Fall is full swing and as the air slowly starts to dip into the cooler temperatures, the thoughts of Christmas start to float into the atmosphere. Stores all over the area are already stocked with Christmas goodies and decorations, and crazy enough, some of the Christmas sales have already started. With the thoughts of Christmas and sales, come the age-old debate for a lot of families, real or artificial tree this year? Both options have their appeal. For some, an artificial tree is more cost-effective, but for others that smell of a real Christmas tree and the symbolism it represents just can’t be beat. We are obviously in the pro real tree category, but not just because we grow real trees.
According to a study performed by an environmental consulting firm in Montreal, an artificial tree has to be reused for at least 20 years to be greener than purchasing a real tree annually. The average family only uses their artificial tree for 6-10 years.
The study goes further to point out some other key points about real trees.
Real trees are renewable: When a tree is cut down, another tree can be grown to replace it. For every Christmas tree harvested, 1 to 3 seedlings are planted the following spring.

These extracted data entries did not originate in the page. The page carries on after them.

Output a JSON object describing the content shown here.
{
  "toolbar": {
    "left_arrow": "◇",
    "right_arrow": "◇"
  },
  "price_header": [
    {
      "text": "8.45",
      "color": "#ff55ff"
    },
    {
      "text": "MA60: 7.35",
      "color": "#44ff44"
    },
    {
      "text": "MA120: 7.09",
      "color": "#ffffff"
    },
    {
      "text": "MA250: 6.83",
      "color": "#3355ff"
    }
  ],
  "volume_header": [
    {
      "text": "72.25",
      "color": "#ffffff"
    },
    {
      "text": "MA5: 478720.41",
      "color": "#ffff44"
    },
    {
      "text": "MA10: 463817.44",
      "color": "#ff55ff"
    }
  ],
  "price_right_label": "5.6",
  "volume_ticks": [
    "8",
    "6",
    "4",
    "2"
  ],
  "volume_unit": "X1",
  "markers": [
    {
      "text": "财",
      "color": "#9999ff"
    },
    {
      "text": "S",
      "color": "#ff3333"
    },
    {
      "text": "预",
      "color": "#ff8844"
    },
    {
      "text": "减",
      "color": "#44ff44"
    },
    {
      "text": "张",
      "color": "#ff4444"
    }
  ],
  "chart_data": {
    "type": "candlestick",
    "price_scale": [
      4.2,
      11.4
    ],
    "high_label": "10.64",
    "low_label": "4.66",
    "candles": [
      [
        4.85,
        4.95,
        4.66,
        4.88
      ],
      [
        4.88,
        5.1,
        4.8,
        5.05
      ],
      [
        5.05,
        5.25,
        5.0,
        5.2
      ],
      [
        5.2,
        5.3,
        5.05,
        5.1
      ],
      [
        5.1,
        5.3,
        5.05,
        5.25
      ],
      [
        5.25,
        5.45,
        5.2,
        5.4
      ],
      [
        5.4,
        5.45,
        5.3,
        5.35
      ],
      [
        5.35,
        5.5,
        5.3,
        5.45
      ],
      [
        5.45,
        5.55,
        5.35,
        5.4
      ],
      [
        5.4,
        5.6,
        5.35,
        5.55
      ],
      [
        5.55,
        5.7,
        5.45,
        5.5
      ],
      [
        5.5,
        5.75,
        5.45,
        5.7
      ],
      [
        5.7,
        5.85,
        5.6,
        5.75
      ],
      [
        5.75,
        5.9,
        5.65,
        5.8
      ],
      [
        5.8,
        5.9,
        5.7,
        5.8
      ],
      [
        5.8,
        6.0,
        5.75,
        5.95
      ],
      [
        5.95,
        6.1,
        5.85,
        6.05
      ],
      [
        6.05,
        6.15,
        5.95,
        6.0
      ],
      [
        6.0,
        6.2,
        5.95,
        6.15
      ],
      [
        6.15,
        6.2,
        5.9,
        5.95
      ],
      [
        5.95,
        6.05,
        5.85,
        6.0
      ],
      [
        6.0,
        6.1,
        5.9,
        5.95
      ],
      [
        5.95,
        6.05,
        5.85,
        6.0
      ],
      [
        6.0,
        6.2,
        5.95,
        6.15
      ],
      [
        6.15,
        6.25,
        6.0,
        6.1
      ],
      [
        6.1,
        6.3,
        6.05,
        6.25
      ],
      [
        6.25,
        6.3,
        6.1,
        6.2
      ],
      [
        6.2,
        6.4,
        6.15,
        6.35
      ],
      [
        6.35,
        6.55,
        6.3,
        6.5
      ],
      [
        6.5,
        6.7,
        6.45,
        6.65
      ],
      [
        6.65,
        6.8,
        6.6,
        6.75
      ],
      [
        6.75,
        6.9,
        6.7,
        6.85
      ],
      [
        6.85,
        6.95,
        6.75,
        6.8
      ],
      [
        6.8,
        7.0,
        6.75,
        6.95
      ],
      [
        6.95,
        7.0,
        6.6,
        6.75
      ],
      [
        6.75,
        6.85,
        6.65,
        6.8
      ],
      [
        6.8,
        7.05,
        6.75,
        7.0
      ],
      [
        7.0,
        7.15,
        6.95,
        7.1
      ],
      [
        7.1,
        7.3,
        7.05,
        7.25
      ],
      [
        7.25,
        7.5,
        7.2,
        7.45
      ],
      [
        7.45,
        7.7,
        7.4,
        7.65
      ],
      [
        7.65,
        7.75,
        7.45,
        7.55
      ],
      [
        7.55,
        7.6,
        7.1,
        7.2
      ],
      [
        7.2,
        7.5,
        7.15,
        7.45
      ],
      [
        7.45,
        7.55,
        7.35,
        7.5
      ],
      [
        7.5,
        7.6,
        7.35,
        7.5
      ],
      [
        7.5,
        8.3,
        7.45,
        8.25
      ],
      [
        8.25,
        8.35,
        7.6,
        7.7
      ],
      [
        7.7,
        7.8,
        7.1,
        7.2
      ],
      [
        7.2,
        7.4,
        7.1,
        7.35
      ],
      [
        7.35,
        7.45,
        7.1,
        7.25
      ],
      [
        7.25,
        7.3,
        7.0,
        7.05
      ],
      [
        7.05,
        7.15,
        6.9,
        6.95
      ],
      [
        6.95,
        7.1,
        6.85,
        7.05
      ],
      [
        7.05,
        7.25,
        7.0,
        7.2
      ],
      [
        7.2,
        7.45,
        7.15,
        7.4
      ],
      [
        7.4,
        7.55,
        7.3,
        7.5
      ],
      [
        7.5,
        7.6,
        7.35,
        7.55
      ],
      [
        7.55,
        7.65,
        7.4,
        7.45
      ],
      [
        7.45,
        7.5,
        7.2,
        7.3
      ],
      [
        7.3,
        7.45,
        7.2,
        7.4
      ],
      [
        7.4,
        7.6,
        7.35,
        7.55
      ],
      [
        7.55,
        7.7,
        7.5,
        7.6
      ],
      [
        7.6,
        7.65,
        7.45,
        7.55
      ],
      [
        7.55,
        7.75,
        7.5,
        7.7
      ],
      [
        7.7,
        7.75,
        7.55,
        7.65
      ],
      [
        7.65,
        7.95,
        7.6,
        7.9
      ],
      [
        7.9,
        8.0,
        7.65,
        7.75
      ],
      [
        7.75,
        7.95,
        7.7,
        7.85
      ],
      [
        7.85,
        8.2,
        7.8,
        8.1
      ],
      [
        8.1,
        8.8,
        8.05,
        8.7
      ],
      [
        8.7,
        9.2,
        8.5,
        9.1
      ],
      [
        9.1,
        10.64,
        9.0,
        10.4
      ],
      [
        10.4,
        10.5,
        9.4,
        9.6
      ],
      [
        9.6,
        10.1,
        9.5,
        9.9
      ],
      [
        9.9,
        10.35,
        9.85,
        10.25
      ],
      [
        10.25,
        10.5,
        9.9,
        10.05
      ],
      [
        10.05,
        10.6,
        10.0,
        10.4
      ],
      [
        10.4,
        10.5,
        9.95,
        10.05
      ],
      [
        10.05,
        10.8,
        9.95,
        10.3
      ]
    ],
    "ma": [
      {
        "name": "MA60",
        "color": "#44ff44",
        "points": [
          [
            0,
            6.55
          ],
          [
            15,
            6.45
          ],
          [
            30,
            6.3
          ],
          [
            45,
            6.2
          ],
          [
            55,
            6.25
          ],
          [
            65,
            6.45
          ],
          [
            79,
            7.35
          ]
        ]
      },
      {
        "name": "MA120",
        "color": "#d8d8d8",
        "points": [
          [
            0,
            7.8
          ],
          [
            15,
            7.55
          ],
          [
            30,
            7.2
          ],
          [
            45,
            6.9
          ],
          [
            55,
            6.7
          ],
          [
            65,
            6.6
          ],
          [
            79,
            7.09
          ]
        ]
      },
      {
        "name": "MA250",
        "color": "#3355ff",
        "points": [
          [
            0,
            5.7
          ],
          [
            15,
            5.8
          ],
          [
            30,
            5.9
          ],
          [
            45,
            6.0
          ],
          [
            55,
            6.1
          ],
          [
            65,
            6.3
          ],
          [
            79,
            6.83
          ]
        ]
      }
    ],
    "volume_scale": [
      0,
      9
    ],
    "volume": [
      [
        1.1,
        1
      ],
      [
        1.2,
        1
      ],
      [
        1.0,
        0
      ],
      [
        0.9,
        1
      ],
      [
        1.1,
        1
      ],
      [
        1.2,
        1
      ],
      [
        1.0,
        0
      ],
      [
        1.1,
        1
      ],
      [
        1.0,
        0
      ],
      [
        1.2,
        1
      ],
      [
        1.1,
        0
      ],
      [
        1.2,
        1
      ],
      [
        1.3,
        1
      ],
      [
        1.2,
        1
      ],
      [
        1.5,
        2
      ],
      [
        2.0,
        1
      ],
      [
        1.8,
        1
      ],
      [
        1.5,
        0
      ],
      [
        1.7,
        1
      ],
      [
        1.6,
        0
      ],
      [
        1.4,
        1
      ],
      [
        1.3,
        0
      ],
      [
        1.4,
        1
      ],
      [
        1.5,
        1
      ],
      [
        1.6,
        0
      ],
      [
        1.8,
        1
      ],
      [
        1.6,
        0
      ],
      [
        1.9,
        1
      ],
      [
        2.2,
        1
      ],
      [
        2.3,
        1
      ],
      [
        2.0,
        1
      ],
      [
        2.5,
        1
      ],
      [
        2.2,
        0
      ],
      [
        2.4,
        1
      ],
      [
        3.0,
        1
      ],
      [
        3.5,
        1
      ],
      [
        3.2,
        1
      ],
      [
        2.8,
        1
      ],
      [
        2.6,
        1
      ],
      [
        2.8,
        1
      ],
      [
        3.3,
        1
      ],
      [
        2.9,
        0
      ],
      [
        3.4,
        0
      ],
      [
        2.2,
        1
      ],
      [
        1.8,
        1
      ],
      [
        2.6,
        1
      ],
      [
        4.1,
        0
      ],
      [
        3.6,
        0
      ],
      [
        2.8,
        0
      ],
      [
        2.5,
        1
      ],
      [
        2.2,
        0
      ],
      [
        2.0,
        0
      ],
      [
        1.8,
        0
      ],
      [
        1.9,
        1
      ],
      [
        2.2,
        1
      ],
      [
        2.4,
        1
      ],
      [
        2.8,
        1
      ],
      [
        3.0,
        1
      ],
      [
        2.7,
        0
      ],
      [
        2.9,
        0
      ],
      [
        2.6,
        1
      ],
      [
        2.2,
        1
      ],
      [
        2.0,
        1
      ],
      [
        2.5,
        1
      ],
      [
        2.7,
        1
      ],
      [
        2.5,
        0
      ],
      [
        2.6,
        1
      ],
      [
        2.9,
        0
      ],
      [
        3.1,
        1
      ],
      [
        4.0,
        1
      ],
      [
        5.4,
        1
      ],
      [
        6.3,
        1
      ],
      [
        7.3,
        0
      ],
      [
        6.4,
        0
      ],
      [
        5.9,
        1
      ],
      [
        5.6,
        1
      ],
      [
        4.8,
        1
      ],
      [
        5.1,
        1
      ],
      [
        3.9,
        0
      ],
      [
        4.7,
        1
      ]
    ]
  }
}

Real trees are recyclable: After the season, Christmas trees can be used for birdhouses, mulch, and fuel chips. Have a look at all the recycling options and tips from the National Christmas Tree Association. Artificial trees are made from non-biodegradable plastic, meaning they can’t be recycled. After those 6-10 years of use, most sit in a landfill for centuries. There are more than 4,000 recycling programs in the United States.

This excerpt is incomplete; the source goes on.